In Bangladesh, BRAC tested an indexed contingent loan for trusted microfinance borrowers designed to convey all the benefits of insurance but without the up-front cost. Families who were told they would have access to the emergency loan planted about 25 percent more rice than households who were not offered the loan. Families who did not suffer any flood losses produced about 33 percent more from their crops.
Figure 1: This figure represents the impacts of an intervention in Mozambique and Tanzania that paired drought-tolerant maize seeds with index insurance providing seed replacements after severe yield losses. In a sequence of years that range from normal to severe drought, the impact of the intervention was significant and show the effects of Resilience+. Yield gains are relative to control-group yields for the type of year shown.
Most recently, a project in Mozambique and Tanzania bundled CIMMYT drought-tolerant maize seeds with index insurance for a seed-replacement guarantee. Farmers who purchased the insured seeds had 12 percent higher yields in normal years. In the year after severe drought and seed replacements, these farmers nearly doubled their investments in improved seeds and realized yields double those of their neighbors who lacked access to the guaranteed seeds and who also struggled to return to their pre-drought level of productivity.

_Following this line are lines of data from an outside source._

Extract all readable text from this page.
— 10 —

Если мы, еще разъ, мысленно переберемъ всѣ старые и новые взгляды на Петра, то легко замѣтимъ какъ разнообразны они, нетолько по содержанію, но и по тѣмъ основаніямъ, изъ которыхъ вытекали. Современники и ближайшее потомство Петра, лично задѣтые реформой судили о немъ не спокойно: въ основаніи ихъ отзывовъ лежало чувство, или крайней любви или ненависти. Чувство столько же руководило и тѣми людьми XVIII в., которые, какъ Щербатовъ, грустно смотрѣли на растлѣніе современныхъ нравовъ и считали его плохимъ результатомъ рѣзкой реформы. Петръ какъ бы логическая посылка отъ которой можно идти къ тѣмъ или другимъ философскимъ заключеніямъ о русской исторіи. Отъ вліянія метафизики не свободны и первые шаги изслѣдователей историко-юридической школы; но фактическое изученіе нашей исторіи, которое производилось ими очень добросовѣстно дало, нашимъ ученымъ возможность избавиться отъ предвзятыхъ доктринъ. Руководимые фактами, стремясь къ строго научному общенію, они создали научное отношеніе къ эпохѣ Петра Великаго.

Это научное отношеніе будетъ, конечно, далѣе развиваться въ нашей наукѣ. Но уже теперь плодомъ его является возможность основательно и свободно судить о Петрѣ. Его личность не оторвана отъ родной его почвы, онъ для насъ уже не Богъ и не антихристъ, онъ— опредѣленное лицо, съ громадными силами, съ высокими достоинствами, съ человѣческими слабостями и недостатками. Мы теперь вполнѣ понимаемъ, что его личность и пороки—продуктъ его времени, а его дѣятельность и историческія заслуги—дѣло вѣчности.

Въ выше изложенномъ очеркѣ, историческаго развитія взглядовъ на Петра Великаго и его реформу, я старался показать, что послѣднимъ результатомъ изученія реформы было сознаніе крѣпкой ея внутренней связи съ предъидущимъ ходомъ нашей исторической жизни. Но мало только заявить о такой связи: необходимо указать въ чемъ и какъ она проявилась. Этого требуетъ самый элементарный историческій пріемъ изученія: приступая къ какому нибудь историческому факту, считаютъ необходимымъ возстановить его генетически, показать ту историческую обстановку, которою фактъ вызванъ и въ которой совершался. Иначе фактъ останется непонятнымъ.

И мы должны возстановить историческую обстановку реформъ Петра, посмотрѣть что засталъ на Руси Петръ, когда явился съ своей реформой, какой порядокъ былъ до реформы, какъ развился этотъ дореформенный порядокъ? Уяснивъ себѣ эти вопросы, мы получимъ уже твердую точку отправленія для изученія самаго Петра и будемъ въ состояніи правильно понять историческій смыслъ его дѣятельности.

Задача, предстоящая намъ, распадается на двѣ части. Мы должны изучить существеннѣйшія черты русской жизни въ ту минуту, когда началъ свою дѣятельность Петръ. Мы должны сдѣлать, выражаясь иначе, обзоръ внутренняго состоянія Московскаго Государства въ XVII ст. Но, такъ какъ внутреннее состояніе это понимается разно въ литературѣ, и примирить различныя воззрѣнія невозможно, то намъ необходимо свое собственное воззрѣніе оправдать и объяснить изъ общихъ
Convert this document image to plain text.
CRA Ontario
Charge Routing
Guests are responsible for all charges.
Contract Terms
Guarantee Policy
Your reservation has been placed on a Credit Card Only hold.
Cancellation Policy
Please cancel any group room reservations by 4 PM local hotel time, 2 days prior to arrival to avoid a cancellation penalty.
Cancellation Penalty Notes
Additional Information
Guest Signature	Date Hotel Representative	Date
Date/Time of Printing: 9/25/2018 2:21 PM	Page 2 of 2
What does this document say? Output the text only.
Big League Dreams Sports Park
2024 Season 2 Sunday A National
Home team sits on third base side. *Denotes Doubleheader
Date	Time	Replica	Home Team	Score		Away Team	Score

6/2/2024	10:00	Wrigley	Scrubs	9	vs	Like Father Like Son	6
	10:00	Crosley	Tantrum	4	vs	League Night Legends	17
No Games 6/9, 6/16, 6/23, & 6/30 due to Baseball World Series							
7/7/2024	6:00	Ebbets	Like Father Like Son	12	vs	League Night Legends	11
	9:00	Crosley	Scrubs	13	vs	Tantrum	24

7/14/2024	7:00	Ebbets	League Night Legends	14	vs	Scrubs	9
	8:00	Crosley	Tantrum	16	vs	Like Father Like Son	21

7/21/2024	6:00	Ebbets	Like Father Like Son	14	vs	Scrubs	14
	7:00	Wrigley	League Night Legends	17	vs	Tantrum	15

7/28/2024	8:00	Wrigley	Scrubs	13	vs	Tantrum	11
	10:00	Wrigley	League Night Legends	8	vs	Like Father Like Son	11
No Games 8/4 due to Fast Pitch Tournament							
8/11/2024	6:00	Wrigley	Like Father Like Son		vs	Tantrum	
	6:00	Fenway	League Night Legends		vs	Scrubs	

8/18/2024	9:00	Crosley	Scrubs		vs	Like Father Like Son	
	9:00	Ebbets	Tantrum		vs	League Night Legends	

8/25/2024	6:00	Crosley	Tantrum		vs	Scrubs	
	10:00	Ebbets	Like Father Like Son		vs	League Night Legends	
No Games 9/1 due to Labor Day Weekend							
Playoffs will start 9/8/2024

Risk Management and Resilience+ at Scale
An approach to development focused on risk itself could shift how nations and the broader development community address disaster recovery. Research from the National Academies of Science found that the sharp increase in economic damages from natural disasters have been caused by more frequent extreme disasters like Cyclones Idai and Kenneth that ravaged Mozambique in 2019, tragedies that left the international aid community scrambling to provide emergency aid.
Humanitarian aid is critical in these kinds of disasters, but it is by no means certain that sufficient aid will arrive when it is needed. A better model than persistent and growing budgets for humanitarian aid would be to scale Resilience+ so families have the opportunity to increase their incomes in good years while having reliable tools to manage their own losses in a disaster. Scaling this approach would extend the reach of social protection budgets by keeping families at the edge from falling into poverty while providing a ladder up for families who are already poor.
In research I conducted with Kansas State University economist Sarah Janzen, we used advanced economic modeling to predict how well different social protection programs can address poverty in the face of climate change. We found that a resilience-focused approach to social protection that includes insurance is the only sustainable way to manage poverty in the long-term. In particular, we found that the only way to reduce poverty rates in the long-term is to also target households who are at risk of poverty. We are now testing these ideas in a large-scale pilot in northern Kenya.
Resilience and Resilience+ in Development Policy
Nearly two years ago, USAID reorganized to focus on supporting a journey to self-reliance for host countries. This included a new Bureau for Resilience and Food Security to strengthen support for building resilient communities and countries. Elevating resilience has become central to USAID development efforts. While resilience to shocks and stressors is critical, the bigger opportunity is when individual families can get themselves onto the path to higher incomes.
With Resilience+, families benefit in two ways. First, a reliable tool to manage risk provides a buffer against losses. Second, when a family no longer needs to save every penny to prepare for a disaster, they instead make productive investments that improve their assets and income far above where they began. This virtuous circle of investment and gains can quickly become self-reinforcing. That is the potential of Resilience+ and the reason we pursue risk management innovations to reduce poverty and spur agricultural growth.